Minister of Post-Secondary Education
- In office 15 September 2013 – 8 October 2014
- Premier: David Alward
- Preceded by: Martine Coulombe
- Succeeded by: Francine Landry
- In office 14 February 2006 – 3 October 2006
- Premier: Bernard Lord
- Preceded by: Madeleine Dubé
- Succeeded by: Ed Doherty

Minister of Education
- In office 12 October 2010 – 23 September 2013
- Premier: David Alward
- Preceded by: Roland Haché
- Succeeded by: Marie-Claude Blais

Member of the New Brunswick Legislative Assembly for Oromocto-Gagetown
- In office June 7, 1999 – 2006
- Preceded by: Vaughn Blaney
- Succeeded by: Riding redistributed

Member of the New Brunswick Legislative Assembly for Oromocto
- In office 2006–2014
- Preceded by: First Member
- Succeeded by: Riding redistributed

Member of the New Brunswick Legislative Assembly for Oromocto-Lincoln-Fredericton
- In office 2014–2018
- Preceded by: First Member
- Succeeded by: Mary Wilson

Dean of the Legislative Assembly of New Brunswick
- In office August 21, 2014 – August 23, 2018 Serving with David Alward (2014 – 2015) Madeleine Dubé (2014 – 2018) Trevor Holder Kirk MacDonald
- Preceded by: Dale Graham

Personal details
- Born: 3 July 1975 (age 50) Saint John, New Brunswick
- Party: Progressive Conservative
- Spouse: Krista Carr
- Children: Taylor Carr Madison Carr
- Relatives: Jack Carr, Jeff Carr (brothers)

= Jody Carr =

Canadian politician (born 1975)

Jody Rochelle Carr (born July 3, 1975) is a Canadian politician. He is a former member of the Legislative Assembly of New Brunswick, from 1999 to 2018, and served in the cabinet for part of 2006 as well as 2010-2014.

==Political career==
He first got involved with politics in 1993 just after graduating from Oromocto High School as class president by volunteering in the 1993 federal election.

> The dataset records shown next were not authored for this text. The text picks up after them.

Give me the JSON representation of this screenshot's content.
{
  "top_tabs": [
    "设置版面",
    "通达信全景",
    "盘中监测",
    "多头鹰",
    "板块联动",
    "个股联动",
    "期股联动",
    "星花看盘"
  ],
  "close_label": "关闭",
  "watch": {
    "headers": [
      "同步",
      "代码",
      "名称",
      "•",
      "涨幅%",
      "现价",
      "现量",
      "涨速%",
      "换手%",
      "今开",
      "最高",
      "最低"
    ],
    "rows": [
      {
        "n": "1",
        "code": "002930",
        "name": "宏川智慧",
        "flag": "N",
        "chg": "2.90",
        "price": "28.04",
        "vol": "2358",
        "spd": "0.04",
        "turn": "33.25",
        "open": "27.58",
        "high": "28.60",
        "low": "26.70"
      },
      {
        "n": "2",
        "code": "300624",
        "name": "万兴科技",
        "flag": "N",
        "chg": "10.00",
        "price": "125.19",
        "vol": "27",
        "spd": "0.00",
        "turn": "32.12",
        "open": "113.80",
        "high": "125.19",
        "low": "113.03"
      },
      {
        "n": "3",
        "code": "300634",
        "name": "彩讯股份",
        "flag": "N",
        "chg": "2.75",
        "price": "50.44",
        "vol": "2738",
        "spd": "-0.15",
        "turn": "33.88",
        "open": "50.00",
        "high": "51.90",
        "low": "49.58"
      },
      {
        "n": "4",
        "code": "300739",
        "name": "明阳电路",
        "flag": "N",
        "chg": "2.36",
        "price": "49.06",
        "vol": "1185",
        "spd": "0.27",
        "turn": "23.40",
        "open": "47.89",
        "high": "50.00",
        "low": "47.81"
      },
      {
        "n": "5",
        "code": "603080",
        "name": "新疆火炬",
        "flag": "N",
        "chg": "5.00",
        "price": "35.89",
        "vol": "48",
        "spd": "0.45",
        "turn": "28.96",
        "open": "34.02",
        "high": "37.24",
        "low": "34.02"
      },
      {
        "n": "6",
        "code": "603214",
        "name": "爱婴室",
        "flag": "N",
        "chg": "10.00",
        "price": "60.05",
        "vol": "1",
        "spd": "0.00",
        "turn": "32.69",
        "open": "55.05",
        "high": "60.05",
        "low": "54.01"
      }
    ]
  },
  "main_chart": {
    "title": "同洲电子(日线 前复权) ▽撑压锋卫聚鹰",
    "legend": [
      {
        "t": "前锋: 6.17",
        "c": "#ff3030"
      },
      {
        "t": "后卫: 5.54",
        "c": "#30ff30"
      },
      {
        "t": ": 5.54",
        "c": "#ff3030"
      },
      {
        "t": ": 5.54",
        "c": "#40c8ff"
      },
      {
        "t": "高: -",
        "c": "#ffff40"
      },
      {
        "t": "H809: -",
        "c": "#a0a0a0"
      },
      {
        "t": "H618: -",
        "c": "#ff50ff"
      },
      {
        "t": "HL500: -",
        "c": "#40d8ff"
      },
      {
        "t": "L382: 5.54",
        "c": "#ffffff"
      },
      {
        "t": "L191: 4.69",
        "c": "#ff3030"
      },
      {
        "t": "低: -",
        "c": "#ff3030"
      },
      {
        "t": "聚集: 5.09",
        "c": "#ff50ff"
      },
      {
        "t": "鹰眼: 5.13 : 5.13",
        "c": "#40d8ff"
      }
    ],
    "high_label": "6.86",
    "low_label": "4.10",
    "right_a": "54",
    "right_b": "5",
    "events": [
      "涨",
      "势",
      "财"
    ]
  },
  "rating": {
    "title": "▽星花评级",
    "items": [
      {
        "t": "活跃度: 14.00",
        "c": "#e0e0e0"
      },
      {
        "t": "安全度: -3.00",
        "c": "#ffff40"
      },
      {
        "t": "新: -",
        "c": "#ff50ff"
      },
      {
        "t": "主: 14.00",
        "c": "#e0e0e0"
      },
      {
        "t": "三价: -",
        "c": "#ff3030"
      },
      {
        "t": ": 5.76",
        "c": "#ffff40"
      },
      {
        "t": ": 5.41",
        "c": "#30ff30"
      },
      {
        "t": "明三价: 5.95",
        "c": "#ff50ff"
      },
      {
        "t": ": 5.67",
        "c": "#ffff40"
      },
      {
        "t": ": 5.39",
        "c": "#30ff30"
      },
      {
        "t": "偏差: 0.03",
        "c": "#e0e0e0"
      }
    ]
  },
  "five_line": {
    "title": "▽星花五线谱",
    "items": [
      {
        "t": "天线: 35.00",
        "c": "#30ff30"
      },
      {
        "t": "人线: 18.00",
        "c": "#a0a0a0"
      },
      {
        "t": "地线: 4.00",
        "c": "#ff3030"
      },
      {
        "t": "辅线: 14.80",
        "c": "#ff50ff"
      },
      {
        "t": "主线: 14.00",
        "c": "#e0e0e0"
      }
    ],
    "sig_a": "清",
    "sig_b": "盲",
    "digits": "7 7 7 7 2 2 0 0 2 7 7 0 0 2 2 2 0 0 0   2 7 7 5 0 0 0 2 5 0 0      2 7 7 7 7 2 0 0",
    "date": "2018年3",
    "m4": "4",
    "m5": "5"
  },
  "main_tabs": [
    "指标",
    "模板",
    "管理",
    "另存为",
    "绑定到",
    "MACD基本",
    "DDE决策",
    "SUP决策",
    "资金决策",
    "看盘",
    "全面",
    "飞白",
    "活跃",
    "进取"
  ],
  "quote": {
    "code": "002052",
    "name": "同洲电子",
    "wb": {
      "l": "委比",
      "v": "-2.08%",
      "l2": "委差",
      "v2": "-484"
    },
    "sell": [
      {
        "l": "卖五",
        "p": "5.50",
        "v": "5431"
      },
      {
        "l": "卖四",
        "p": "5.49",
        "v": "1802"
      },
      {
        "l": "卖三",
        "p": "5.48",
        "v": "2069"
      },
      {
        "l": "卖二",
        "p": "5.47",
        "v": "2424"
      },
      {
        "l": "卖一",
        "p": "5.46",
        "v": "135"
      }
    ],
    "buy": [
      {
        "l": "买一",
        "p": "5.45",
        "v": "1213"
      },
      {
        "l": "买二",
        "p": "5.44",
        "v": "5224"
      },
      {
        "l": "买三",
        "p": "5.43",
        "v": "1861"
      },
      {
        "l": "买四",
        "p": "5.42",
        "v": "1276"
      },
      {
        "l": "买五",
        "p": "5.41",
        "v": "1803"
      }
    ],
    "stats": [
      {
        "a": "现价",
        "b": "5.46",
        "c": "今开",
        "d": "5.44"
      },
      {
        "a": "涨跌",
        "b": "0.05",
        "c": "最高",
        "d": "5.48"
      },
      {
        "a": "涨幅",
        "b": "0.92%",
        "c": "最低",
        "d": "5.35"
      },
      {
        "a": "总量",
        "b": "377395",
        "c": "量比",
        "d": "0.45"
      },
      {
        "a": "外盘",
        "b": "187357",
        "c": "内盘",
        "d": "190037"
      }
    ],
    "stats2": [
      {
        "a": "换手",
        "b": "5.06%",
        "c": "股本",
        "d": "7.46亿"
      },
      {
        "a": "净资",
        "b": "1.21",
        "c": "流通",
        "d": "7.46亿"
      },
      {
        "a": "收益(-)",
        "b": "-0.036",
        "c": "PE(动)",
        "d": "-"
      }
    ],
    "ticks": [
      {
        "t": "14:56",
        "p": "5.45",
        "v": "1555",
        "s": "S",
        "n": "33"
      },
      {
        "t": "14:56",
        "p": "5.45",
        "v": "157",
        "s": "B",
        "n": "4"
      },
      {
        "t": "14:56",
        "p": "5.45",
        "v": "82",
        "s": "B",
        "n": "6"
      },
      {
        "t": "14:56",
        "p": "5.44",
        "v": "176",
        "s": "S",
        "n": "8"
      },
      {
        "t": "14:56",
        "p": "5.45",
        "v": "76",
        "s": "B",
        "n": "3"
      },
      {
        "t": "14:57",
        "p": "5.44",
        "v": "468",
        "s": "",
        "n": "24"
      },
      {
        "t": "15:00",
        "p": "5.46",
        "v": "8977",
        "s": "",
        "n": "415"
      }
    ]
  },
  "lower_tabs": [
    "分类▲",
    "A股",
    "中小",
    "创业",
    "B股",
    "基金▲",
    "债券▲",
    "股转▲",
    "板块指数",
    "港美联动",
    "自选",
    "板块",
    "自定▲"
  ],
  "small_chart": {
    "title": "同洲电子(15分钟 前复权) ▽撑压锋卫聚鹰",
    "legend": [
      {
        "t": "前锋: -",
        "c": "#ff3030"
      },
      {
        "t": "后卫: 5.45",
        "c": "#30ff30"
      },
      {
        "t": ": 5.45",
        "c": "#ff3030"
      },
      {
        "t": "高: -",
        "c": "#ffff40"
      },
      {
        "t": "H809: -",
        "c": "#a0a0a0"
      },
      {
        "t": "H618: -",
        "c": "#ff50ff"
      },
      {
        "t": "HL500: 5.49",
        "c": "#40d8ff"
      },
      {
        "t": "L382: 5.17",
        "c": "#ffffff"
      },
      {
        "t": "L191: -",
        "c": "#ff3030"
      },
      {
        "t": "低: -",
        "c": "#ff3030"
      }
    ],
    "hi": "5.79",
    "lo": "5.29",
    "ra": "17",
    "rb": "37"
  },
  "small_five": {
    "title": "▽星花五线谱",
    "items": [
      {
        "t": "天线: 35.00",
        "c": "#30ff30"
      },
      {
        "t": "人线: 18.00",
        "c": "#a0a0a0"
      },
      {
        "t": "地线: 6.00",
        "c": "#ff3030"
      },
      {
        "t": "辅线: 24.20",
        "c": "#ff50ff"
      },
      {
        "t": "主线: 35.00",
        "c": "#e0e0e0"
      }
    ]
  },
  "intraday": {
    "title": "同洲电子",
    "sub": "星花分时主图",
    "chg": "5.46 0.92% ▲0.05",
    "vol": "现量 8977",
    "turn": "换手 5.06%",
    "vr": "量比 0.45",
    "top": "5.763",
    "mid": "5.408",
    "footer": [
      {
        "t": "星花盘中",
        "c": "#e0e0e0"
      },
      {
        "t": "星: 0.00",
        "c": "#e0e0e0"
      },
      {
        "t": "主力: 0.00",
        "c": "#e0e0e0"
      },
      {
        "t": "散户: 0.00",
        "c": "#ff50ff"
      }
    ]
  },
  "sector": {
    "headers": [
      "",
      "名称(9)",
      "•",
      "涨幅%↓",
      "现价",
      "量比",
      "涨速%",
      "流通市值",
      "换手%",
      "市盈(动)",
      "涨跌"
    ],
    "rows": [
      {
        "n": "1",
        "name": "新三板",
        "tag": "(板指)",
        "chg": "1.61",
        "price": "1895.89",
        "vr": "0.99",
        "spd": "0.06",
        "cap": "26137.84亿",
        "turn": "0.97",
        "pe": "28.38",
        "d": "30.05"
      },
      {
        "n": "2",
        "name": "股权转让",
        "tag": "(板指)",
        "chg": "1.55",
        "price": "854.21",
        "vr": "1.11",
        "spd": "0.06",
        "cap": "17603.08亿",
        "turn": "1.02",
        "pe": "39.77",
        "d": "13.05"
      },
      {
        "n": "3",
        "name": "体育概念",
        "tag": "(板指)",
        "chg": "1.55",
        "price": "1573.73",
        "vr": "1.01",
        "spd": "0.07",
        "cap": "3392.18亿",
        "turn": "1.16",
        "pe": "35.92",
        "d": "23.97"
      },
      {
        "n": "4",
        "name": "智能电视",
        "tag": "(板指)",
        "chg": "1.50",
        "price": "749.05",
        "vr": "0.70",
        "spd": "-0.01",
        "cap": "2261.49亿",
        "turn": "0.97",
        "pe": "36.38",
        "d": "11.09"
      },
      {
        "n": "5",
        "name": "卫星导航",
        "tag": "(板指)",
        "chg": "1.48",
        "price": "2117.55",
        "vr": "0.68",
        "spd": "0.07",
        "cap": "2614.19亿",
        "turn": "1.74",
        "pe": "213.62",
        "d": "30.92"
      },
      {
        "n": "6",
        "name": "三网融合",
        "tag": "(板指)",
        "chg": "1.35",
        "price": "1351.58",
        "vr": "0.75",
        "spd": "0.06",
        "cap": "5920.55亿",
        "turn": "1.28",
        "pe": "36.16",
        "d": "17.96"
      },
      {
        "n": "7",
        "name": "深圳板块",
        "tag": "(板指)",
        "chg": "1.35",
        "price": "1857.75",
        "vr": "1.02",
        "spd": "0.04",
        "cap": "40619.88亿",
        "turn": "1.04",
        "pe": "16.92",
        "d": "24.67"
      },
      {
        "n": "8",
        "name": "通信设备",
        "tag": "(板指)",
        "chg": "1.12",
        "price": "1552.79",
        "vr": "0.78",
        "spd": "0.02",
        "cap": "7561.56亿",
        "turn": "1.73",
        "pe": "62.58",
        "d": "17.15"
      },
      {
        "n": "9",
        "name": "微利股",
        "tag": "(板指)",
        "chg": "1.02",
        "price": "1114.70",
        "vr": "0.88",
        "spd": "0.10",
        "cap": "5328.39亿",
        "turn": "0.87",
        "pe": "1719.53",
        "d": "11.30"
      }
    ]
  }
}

While still in university, Carr ran in the riding of Oromocto-Gagetown for the first time in the 1995 provincial election and was the youngest ever Progressive Conservative candidate for MLA in New Brunswick at the age of 20. Carr received 28% of the vote which was the best showing of all 8 PC candidates in the greater Fredericton Region. Though he was defeated in that election, he stayed involved in his riding and his party and co-chaired the 1997 leadership convention which elected Bernard Lord. Carr kept active in his riding while finishing his university degree at the University of New Brunswick. After graduating with a Bachelor of Business Administration Carr worked under Lord in the office of the official opposition before being elected with nearly 64% of the vote in the 1999 election at age 23. He was re-elected in 2003 with 62% of the vote.

On February 14, 2006, Carr was named to the cabinet of Bernard Lord overseeing the new portfolio of Post-secondary Education and Training.

Carr was re-elected in the new riding of Oromocto in 2006 with 66% of the vote. However, the PC Party lost government and formed the opposition despite winning the popular vote.

On November 3, 2008, Carr's twin brother, Jack, was elected to the Legislative Assembly of New Brunswick in a byelection in the electoral district of New Maryland-Sunbury West.

On September 27, 2010, Carr was re-elected with over 81% of the vote. His closest opponent garnered only 12% in the Oromocto riding.

Carr was reelected in the redistributed riding of Oromocto-Lincoln in the 2014 provincial election. His brother Jack did not stand for reelection, but was instead succeeded by their older brother Jeff.

== Personal life ==
Jody Rochelle Carr was born on July 3, 1975, in Saint John, New Brunswick. He has an older brother Jeff Carr and is the twin brother to Jack Carr. The family moved to Geary, New Brunswick, shortly after Carr's birth. Carr attended Oromocto High School and graduated in 1993. He then pursued a business degree from the University of New Brunswick.

In 2001, Carr married Krista Barker and they now have two children. In 2014, Carr went back to school to pursue a law degree and graduated in 2018. He is now a lawyer and has since opened his own law firm, Jody R. Carr Law Office.